Dialoguer, mais avec qui ? L’histoire du dialogue des religions est empoisonnée par l’absence d’interlocuteurs musulmans qualifiés et représentatifs. Le cardinal Tauran ne l’ignore pas, mais il veut partir à la recherche de jeunes universitaires musulmans modérés. Ou de responsables éducatifs, car « c’est sur les bancs de l’école que commence l’apprentissage de la tolérance ». Ce diplomate sait aussi pouvoir compter sur l’expérience des nonces à l’étranger, des centres culturels, universités et écoles chrétiennes présentes dans les pays musulmans.
Le chantier paraît immense.
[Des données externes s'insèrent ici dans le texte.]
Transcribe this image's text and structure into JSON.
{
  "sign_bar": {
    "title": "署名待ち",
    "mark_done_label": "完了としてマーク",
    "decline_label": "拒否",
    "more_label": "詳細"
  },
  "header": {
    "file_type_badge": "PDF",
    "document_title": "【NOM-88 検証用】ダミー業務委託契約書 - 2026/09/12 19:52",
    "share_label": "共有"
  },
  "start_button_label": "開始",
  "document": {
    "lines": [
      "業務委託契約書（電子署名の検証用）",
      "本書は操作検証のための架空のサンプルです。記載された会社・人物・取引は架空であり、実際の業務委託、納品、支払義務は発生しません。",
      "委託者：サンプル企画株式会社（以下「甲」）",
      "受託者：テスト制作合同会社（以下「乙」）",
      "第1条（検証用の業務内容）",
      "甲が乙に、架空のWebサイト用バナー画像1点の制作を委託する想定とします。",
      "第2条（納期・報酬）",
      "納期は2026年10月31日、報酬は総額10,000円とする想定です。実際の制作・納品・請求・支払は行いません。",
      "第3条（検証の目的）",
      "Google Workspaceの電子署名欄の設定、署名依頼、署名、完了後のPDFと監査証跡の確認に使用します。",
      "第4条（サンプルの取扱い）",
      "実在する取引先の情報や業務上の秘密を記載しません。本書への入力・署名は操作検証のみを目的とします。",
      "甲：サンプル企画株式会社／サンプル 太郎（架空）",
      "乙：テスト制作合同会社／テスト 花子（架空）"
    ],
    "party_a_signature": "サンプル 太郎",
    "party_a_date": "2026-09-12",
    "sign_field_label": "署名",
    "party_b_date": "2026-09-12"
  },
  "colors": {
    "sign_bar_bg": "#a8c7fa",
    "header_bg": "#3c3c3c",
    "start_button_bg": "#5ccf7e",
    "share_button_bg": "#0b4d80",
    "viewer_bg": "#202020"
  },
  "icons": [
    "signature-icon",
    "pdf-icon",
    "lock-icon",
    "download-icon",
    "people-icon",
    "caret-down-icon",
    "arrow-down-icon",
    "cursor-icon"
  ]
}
Jean-Louis Tauran ne dispose à la Curie romaine que d’une douzaine de collaborateurs, mais il se dit soutenu par le pape, qui ne lui a donné que cette consigne : dialoguer, sans jamais céder au « relativisme », ni à l' »intolérance ». Autrement dit, conclut-il, pas question d’affirmer que toutes les religions se valent, mais crier bien haut que « tous ceux qui, d’une manière ou d’une autre, cherchent Dieu ont la même dignité ».
Parcours
1943
Naissance à Bordeaux (Gironde).
1969
Ordonné prêtre à Bordeaux.
1990
Nommé par Jean Paul II secrétaire à la section des rapports avec les Etats.
2003
Créé cardinal par Jean Paul II.
2003
Nommé archiviste et bibliothécaire du Saint-Siège.
2007
Président du Conseil pontifical pour le dialogue interreligieux.